Baca berita dengan sedikit iklan, klik di sini
Hakim Konstitusi Enny Nurbaningsih menegaskan bahwa Mahkamah Konstitusi tidak melanggar Pasal 22E Undang-Undang Negara Republik Indonesia 1945 tentang Pemilu. Enny mengatakan MK telah memberi mandat constitutional engineering atau rekayasa konstitusi kepada DPR dan pemerintah selaku pembuat undang-undang untuk menindaklanjuti putusan soal pemisahan jadwal pemilu nasional dan lokal.
“Tidak ada pelanggaran karena MK juga menegaskan agar pembentuk UU melakukan constitutional engineering terkait dengan peralihannya. sebagaimana misalnya ketentuan peralihan yang pernah diatur dalam UU pilkada yang lalu untuk kepentingan pilkada serentak,” kata Enny, yang juga merupakan juru bicara MK saat dihubungi pada Senin, 7 Juli 2025.
Menurut dia, rekayasa konstitusi dimaksud hanya untuk satu kali pemilihan sebagai konsekuensi masa transisi. Dalam Putusan MK No. 135/PUU-XXII/2024 yang dibacakan Ketua Mahkamah Konstitusi pada Kamis, 26 Juni 2025, Mahkamah memutuskan penyelenggaraan pemilu di tingkat nasional terpisah dengan tingkat daerah.
Pemilu nasional mencakup pemilu anggota DPR, DPD, dan presiden dan wakil presiden, sementara pemilu lokal terdiri atas pemilu anggota DPRD provinsi/kabupaten/kota serta pemilihan kepala dan wakil kepala daerah. Adapun perkara 135 ini diajukan Perkumpulan untuk Pemilu dan Demokrasi atau Perludem.
Dengan putusan itu, pemilu serentak yang selama ini dikenal sebagai “Pemilu 5 kotak” tidak lagi berlaku untuk Pemilu 2029. MK memutuskan pemilu lokal diselenggarakan paling singkat 2 tahun atau paling lama 2,5 tahun setelah pemilu nasional.
Enny menjelaskan putusan itu sesungguhnya tidak bisa dipisahkan dari putusan MK sebelumnya. Dia menyinggung Putusan Nomor 55 Tahun 2019 yang telah menegaskan keserentakan pemilu. Dalam Putusan 55, MK menegaskan model keserentakan yang dapat ditentukan oleh pembentuk UU, termasuk salah satu modelnya adalah pemisahan pemilu nasional dan pemilu lokal.
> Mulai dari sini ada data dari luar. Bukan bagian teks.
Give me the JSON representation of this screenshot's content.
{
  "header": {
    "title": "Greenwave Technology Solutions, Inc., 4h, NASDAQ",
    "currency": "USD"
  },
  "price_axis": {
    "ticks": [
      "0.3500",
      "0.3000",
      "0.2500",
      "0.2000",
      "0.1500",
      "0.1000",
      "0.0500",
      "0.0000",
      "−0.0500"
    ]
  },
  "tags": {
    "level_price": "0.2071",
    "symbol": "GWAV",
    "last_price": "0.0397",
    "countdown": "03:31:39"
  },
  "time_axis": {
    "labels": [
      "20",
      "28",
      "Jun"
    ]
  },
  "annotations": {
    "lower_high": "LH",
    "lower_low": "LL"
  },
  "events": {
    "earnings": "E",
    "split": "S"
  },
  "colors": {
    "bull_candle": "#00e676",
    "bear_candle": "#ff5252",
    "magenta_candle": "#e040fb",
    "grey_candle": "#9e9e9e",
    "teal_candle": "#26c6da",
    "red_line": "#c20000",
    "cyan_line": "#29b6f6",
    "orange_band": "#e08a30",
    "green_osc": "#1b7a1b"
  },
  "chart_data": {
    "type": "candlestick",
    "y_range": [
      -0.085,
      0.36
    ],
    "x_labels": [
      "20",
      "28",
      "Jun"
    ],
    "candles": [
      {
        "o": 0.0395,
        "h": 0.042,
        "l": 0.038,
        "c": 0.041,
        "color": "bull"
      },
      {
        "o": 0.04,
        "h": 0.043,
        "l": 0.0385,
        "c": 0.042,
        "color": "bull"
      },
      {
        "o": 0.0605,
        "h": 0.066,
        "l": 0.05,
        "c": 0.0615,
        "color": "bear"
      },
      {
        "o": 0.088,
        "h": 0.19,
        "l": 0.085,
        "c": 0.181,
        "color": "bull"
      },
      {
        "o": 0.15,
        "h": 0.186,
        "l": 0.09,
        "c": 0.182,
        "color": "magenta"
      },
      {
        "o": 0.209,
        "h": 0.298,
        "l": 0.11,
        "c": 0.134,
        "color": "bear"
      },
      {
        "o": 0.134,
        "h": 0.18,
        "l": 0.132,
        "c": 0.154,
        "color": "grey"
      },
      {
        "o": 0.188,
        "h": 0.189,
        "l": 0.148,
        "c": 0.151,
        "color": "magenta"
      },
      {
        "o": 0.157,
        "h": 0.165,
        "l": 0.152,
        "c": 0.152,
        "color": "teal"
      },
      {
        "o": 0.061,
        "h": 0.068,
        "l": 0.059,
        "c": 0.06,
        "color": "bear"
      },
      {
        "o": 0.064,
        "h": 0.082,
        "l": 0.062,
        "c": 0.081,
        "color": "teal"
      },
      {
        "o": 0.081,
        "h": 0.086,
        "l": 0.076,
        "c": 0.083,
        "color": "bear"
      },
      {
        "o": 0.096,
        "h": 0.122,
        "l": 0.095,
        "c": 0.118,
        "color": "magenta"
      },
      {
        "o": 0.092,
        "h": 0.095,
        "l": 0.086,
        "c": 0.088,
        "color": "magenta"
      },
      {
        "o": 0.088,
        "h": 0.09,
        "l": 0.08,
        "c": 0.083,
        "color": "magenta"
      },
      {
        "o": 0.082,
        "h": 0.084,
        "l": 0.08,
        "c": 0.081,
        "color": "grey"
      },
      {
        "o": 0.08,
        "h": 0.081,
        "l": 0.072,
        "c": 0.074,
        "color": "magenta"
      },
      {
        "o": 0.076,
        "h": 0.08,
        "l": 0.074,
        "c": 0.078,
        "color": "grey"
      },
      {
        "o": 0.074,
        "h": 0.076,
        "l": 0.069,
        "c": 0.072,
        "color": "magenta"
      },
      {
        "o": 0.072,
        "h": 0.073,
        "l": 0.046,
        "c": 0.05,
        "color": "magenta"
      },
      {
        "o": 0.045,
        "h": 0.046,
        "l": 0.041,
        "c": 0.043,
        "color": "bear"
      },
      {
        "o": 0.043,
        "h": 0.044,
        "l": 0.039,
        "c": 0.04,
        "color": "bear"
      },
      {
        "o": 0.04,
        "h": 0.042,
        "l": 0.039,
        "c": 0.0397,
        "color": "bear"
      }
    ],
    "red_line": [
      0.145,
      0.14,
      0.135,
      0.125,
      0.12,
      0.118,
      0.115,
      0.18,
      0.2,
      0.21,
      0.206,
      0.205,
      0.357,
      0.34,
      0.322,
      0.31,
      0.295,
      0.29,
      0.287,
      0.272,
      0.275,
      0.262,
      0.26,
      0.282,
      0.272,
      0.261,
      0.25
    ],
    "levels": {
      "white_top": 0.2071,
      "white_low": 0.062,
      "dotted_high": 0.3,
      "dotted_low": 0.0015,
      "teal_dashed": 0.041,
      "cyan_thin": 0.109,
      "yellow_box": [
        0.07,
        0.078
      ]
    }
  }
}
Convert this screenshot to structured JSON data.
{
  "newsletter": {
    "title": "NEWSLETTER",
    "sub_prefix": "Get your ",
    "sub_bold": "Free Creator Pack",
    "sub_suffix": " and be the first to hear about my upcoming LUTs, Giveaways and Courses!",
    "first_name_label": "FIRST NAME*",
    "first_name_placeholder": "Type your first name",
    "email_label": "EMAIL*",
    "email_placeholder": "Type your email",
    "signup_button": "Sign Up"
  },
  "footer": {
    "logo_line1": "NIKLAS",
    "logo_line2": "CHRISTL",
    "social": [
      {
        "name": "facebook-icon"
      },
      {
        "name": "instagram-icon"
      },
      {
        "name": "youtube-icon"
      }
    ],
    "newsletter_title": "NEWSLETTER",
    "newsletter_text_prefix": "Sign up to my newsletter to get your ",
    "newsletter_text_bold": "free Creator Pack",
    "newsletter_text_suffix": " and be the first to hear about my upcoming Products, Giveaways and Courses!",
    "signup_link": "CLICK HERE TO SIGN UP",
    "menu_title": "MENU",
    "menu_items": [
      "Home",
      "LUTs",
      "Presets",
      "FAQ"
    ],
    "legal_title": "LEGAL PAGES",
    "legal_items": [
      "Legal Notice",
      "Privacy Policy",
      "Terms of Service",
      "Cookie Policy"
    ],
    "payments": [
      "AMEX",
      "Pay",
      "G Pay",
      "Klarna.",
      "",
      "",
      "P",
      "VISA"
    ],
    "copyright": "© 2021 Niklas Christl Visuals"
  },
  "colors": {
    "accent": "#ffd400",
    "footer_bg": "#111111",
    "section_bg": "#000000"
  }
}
Menurut Enny, dengan melihat praktik penyelenggaraan pemilu dan pilkada yang berlangsung 2019, 2024, dan sebagai upaya mewujudkan pemilihan yang lebih demokratis ke depan dengan tetap menjaga keserentakan pemilu, “Maka pemisahan pemilu nasional dan pemilu lokal menjadi hal yang konstitusional.”
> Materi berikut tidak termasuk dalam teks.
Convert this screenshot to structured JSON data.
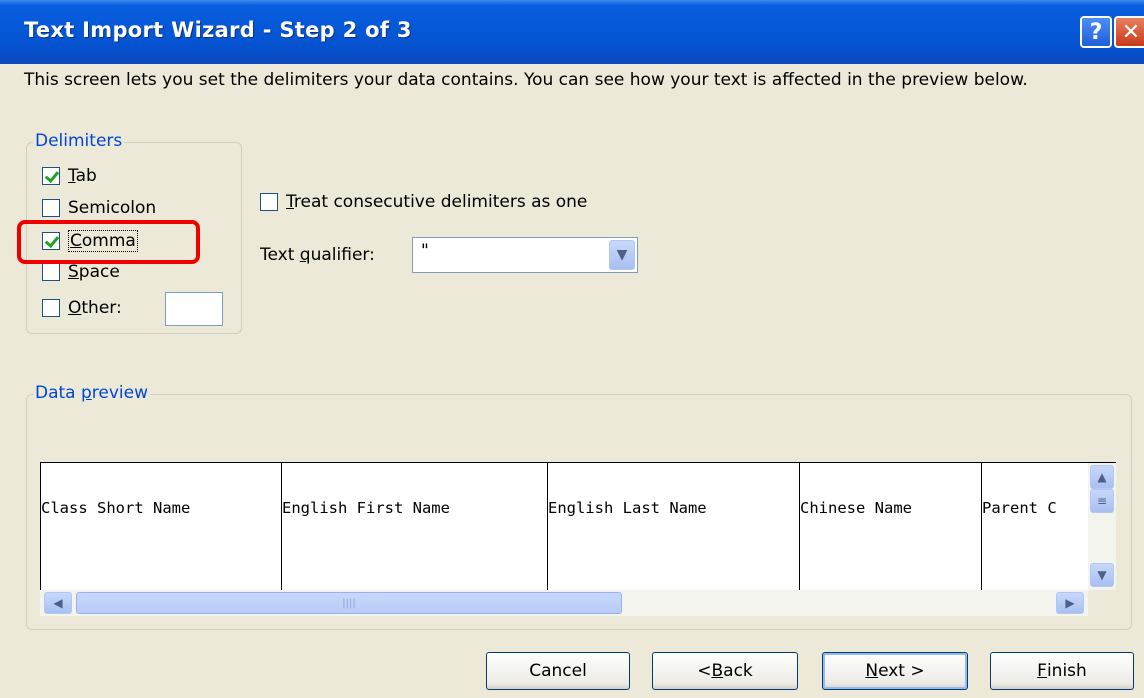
{
  "window": {
    "title": "Text Import Wizard - Step 2 of 3",
    "help_glyph": "?",
    "close_glyph": "✕"
  },
  "description": "This screen lets you set the delimiters your data contains.  You can see how your text is affected in the preview below.",
  "delimiters": {
    "legend": "Delimiters",
    "items": [
      {
        "key": "T",
        "rest": "ab",
        "checked": true
      },
      {
        "key": "",
        "rest": "Semicolon",
        "checked": false
      },
      {
        "key": "C",
        "rest": "omma",
        "checked": true
      },
      {
        "key": "S",
        "rest": "pace",
        "checked": false
      },
      {
        "key": "O",
        "rest": "ther:",
        "checked": false
      }
    ],
    "other_value": ""
  },
  "options": {
    "consecutive_key": "T",
    "consecutive_rest": "reat consecutive delimiters as one",
    "consecutive_checked": false,
    "qualifier_pre": "Text ",
    "qualifier_key": "q",
    "qualifier_post": "ualifier:",
    "qualifier_value": "\""
  },
  "preview": {
    "legend_pre": "Data ",
    "legend_key": "p",
    "legend_post": "review",
    "columns": [
      "Class Short Name",
      "English First Name",
      "English Last Name",
      "Chinese Name",
      "Parent C"
    ]
  },
  "buttons": {
    "cancel": "Cancel",
    "back_pre": "< ",
    "back_key": "B",
    "back_post": "ack",
    "next_key": "N",
    "next_post": "ext >",
    "finish_key": "F",
    "finish_post": "inish"
  },
  "colors": {
    "titlebar": "#0559d8",
    "legend_text": "#0046d5",
    "highlight": "#e00000",
    "checkmark": "#21a121"
  }
}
Legislator mengkritik putusan MK yang memisahkan jadwal pemilu nasional dan lokal. Ketua Komisi II Dewan Perwakilan Rakyat Rifqinizamy Karsayuda menilai MK mengambil alih “tugas konstitusional” DPR dan pemerintah untuk membentuk norma dalam undang-undang.
“Penindaklanjutan dari putusan MK adalah bagian dari pelanggaran konstitusi itu sendiri,” kata Rifqi di kompleks parlemen, Senayan, Jakarta, pada Senin, 7 Juli 2025. Politikus Partai NasDem itu menegaskan pandangan ini merupakan pendapat fraksi, bukan Komisi II maupun institusi DPR.
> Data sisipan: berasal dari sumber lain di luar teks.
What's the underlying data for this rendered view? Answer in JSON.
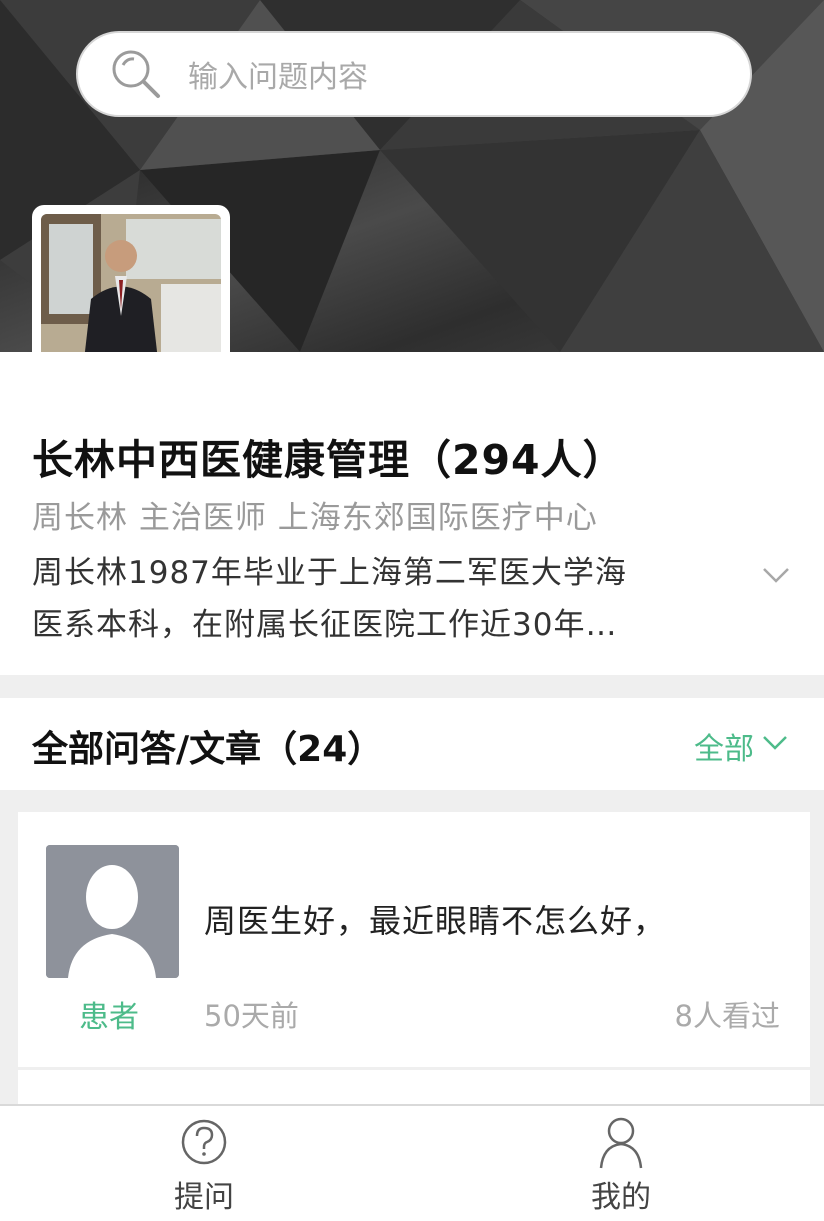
{
  "search": {
    "placeholder": "输入问题内容",
    "icon": "search-icon"
  },
  "profile": {
    "title": "长林中西医健康管理（294人）",
    "subtitle": "周长林 主治医师 上海东郊国际医疗中心",
    "bio_line1": "周长林1987年毕业于上海第二军医大学海",
    "bio_line2": "医系本科，在附属长征医院工作近30年…",
    "expand_icon": "chevron-down-icon"
  },
  "section": {
    "heading": "全部问答/文章（24）",
    "filter_label": "全部",
    "accent_color": "#4dbb8a"
  },
  "posts": [
    {
      "role": "患者",
      "question": "周医生好，最近眼睛不怎么好，",
      "time": "50天前",
      "views": "8人看过"
    }
  ],
  "tabbar": {
    "ask_label": "提问",
    "ask_icon": "question-circle-icon",
    "mine_label": "我的",
    "mine_icon": "user-icon"
  }
}
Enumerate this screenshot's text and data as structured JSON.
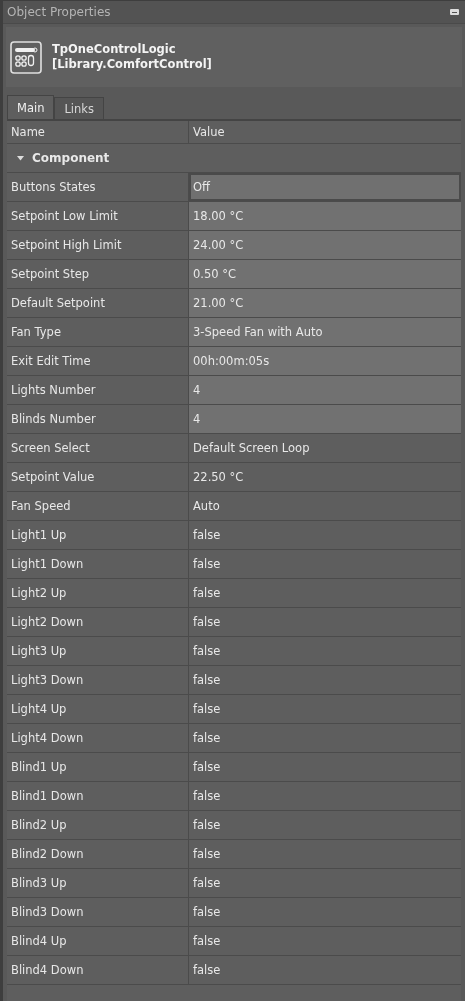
{
  "panel": {
    "title": "Object Properties"
  },
  "object": {
    "name": "TpOneControlLogic",
    "type": "[Library.ComfortControl]"
  },
  "tabs": [
    {
      "label": "Main",
      "selected": true
    },
    {
      "label": "Links",
      "selected": false
    }
  ],
  "table": {
    "columns": [
      "Name",
      "Value"
    ],
    "group": {
      "label": "Component",
      "expanded": true
    },
    "rows": [
      {
        "name": "Buttons States",
        "value": "Off",
        "kind": "editable",
        "selected": true
      },
      {
        "name": "Setpoint Low Limit",
        "value": "18.00 °C",
        "kind": "editable",
        "selected": false
      },
      {
        "name": "Setpoint High Limit",
        "value": "24.00 °C",
        "kind": "editable",
        "selected": false
      },
      {
        "name": "Setpoint Step",
        "value": "0.50 °C",
        "kind": "editable",
        "selected": false
      },
      {
        "name": "Default Setpoint",
        "value": "21.00 °C",
        "kind": "editable",
        "selected": false
      },
      {
        "name": "Fan Type",
        "value": "3-Speed Fan with Auto",
        "kind": "editable",
        "selected": false
      },
      {
        "name": "Exit Edit Time",
        "value": "00h:00m:05s",
        "kind": "editable",
        "selected": false
      },
      {
        "name": "Lights Number",
        "value": "4",
        "kind": "editable",
        "selected": false
      },
      {
        "name": "Blinds Number",
        "value": "4",
        "kind": "editable",
        "selected": false
      },
      {
        "name": "Screen Select",
        "value": "Default Screen Loop",
        "kind": "readonly",
        "selected": false
      },
      {
        "name": "Setpoint Value",
        "value": "22.50 °C",
        "kind": "readonly",
        "selected": false
      },
      {
        "name": "Fan Speed",
        "value": "Auto",
        "kind": "readonly",
        "selected": false
      },
      {
        "name": "Light1 Up",
        "value": "false",
        "kind": "readonly",
        "selected": false
      },
      {
        "name": "Light1 Down",
        "value": "false",
        "kind": "readonly",
        "selected": false
      },
      {
        "name": "Light2 Up",
        "value": "false",
        "kind": "readonly",
        "selected": false
      },
      {
        "name": "Light2 Down",
        "value": "false",
        "kind": "readonly",
        "selected": false
      },
      {
        "name": "Light3 Up",
        "value": "false",
        "kind": "readonly",
        "selected": false
      },
      {
        "name": "Light3 Down",
        "value": "false",
        "kind": "readonly",
        "selected": false
      },
      {
        "name": "Light4 Up",
        "value": "false",
        "kind": "readonly",
        "selected": false
      },
      {
        "name": "Light4 Down",
        "value": "false",
        "kind": "readonly",
        "selected": false
      },
      {
        "name": "Blind1 Up",
        "value": "false",
        "kind": "readonly",
        "selected": false
      },
      {
        "name": "Blind1 Down",
        "value": "false",
        "kind": "readonly",
        "selected": false
      },
      {
        "name": "Blind2 Up",
        "value": "false",
        "kind": "readonly",
        "selected": false
      },
      {
        "name": "Blind2 Down",
        "value": "false",
        "kind": "readonly",
        "selected": false
      },
      {
        "name": "Blind3 Up",
        "value": "false",
        "kind": "readonly",
        "selected": false
      },
      {
        "name": "Blind3 Down",
        "value": "false",
        "kind": "readonly",
        "selected": false
      },
      {
        "name": "Blind4 Up",
        "value": "false",
        "kind": "readonly",
        "selected": false
      },
      {
        "name": "Blind4 Down",
        "value": "false",
        "kind": "readonly",
        "selected": false
      }
    ]
  }
}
Rifqi menilai pemisahan pemilu dan pilkada kontradiksi dengan putusan perkara Nomor 55/PUU-XVII/2019 yang memberi DPR wewenang untuk menentukan 1 dari 6 model keserentakan pemilu. Rifqi menilai MK tidak konsisten dengan putusannya.
Mantan Politikus Partai Demokrasi Indonesia Perjuangan ini menilai putusan MK yang memberikan jeda waktu 2 hingga 2,5 tahun antara pemilu nasional dengan pemilu inkonstitusional. “Saya secara pribadi tidak akan pernah melakukan proses itu,” kata dia soal peluang perpanjangan masa jabatan DPRD imbas putusan MK.